A Cannington karate instructor said there was a range of benefits from getting involved in the sport beyond just learning how to fight.

World Shotokan Karate-Do Federation main instructor Grant Rollinson had worked as an instructor for more than 30 years and said getting involved in karate would benefit mental focus, aerobic skills and help develop good morals and principles.

“A lot of Japanese culture promotes good character and that’s a really big area of karate,” he said.

“It promotes respect for others, awareness of your environment, reading people, having empathy and having self control.”

Karate was a martial art developed in Japan as early as the 14th century and exists in competitions across the world.

In 2016 the International Olympic Committee confirmed it would feature in the Summer Olympics for the first time in 2020.

Mr Rollinson operated classes in Cannington and his organisation also functioned in Double View, Craigie, and Swan Valley.

He said children as young as three-years-old and adults as old as 69 had been in his classes.

Classes for children were designed to be about learning karate principles and developing balance, coordination, focus and listening skills.

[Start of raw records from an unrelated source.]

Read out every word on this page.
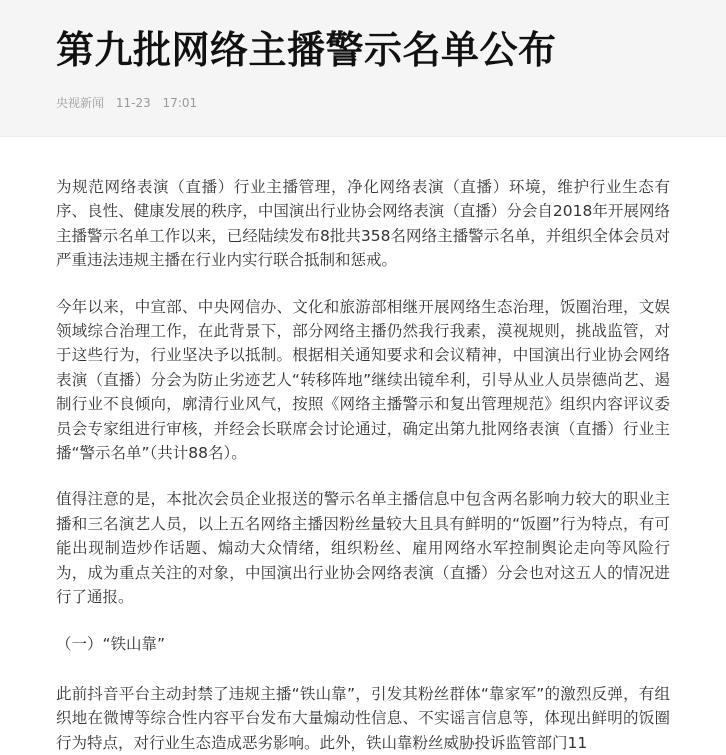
第九批网络主播警示名单公布
央视新闻 11-23 17:01

为规范网络表演（直播）行业主播管理，净化网络表演（直播）环境，维护行业生态有序、良性、健康发展的秩序，中国演出行业协会网络表演（直播）分会自2018年开展网络主播警示名单工作以来，已经陆续发布8批共358名网络主播警示名单，并组织全体会员对严重违法违规主播在行业内实行联合抵制和惩戒。

今年以来，中宣部、中央网信办、文化和旅游部相继开展网络生态治理，饭圈治理，文娱领域综合治理工作，在此背景下，部分网络主播仍然我行我素，漠视规则，挑战监管，对于这些行为，行业坚决予以抵制。根据相关通知要求和会议精神，中国演出行业协会网络表演（直播）分会为防止劣迹艺人“转移阵地”继续出镜牟利，引导从业人员崇德尚艺、遏制行业不良倾向，廓清行业风气，按照《网络主播警示和复出管理规范》组织内容评议委员会专家组进行审核，并经会长联席会讨论通过，确定出第九批网络表演（直播）行业主播“警示名单”（共计88名）。

值得注意的是，本批次会员企业报送的警示名单主播信息中包含两名影响力较大的职业主播和三名演艺人员，以上五名网络主播因粉丝量较大且具有鲜明的“饭圈”行为特点，有可能出现制造炒作话题、煽动大众情绪，组织粉丝、雇用网络水军控制舆论走向等风险行为，成为重点关注的对象，中国演出行业协会网络表演（直播）分会也对这五人的情况进行了通报。

（一）“铁山靠”

此前抖音平台主动封禁了违规主播“铁山靠”，引发其粉丝群体“靠家军”的激烈反弹，有组织地在微博等综合性内容平台发布大量煽动性信息、不实谣言信息等，体现出鲜明的饭圈行为特点，对行业生态造成恶劣影响。此外，铁山靠粉丝威胁投诉监管部门11
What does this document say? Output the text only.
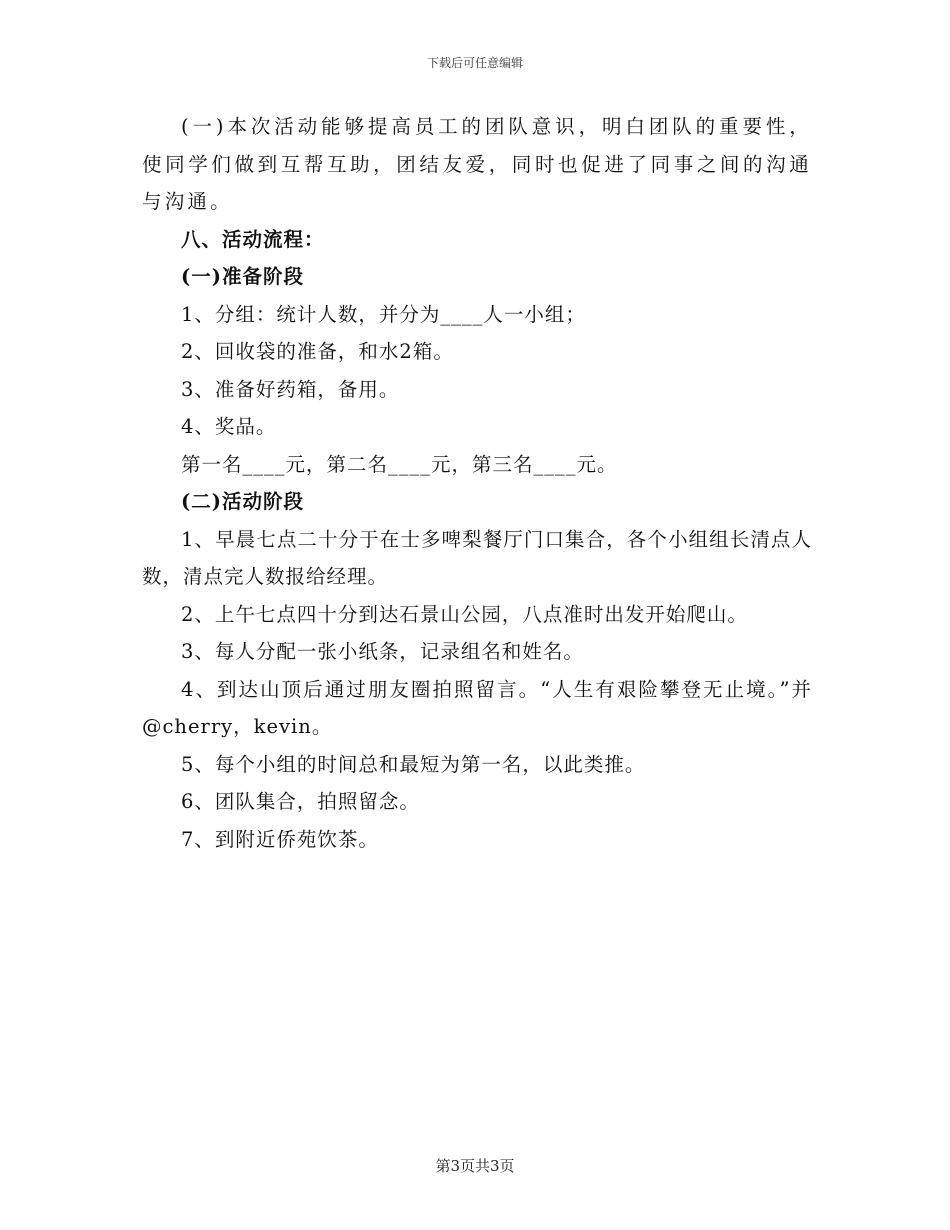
下载后可任意编辑

(一)本次活动能够提高员工的团队意识，明白团队的重要性，使同学们做到互帮互助，团结友爱，同时也促进了同事之间的沟通与沟通。

八、活动流程：

(一)准备阶段

1、分组：统计人数，并分为____人一小组；

2、回收袋的准备，和水2箱。

3、准备好药箱，备用。

4、奖品。

第一名____元，第二名____元，第三名____元。

(二)活动阶段

1、早晨七点二十分于在士多啤梨餐厅门口集合，各个小组组长清点人数，清点完人数报给经理。

2、上午七点四十分到达石景山公园，八点准时出发开始爬山。

3、每人分配一张小纸条，记录组名和姓名。

4、到达山顶后通过朋友圈拍照留言。“人生有艰险攀登无止境。”并@cherry，kevin。

5、每个小组的时间总和最短为第一名，以此类推。

6、团队集合，拍照留念。

7、到附近侨苑饮茶。

第3页共3页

“The kids love it. There’s a lot of social interaction, when you’re learning different types of fighting and exercises the kids change partners a lot. They get accustomed to lots of different people and lots of different cultures.”

“Most of the games we do are not just games for games sake, they’re really designed to develop the brain as well as the body and really push them out of their comfort zone.”

Mr Rollinson said the adult classes were more serious.

“More self defence. We do three major types of fighting. They consist of what to think, traditional training, learning correct techniques and developing automatic responses.”

The club had competed in local and state competitions and usually did well.

Mr Rollinson said his students had received medals in just about every category of competition at every age.

He said classes started from $15 and people who trained at one club would be able to access any of the other WSKF clubs for free.

“Our association is in over 92 across the world and we travel to Japan every second year.”

“All the instructors are Department of Sport and Recreation qualified coaches and we’re all working with children approved.”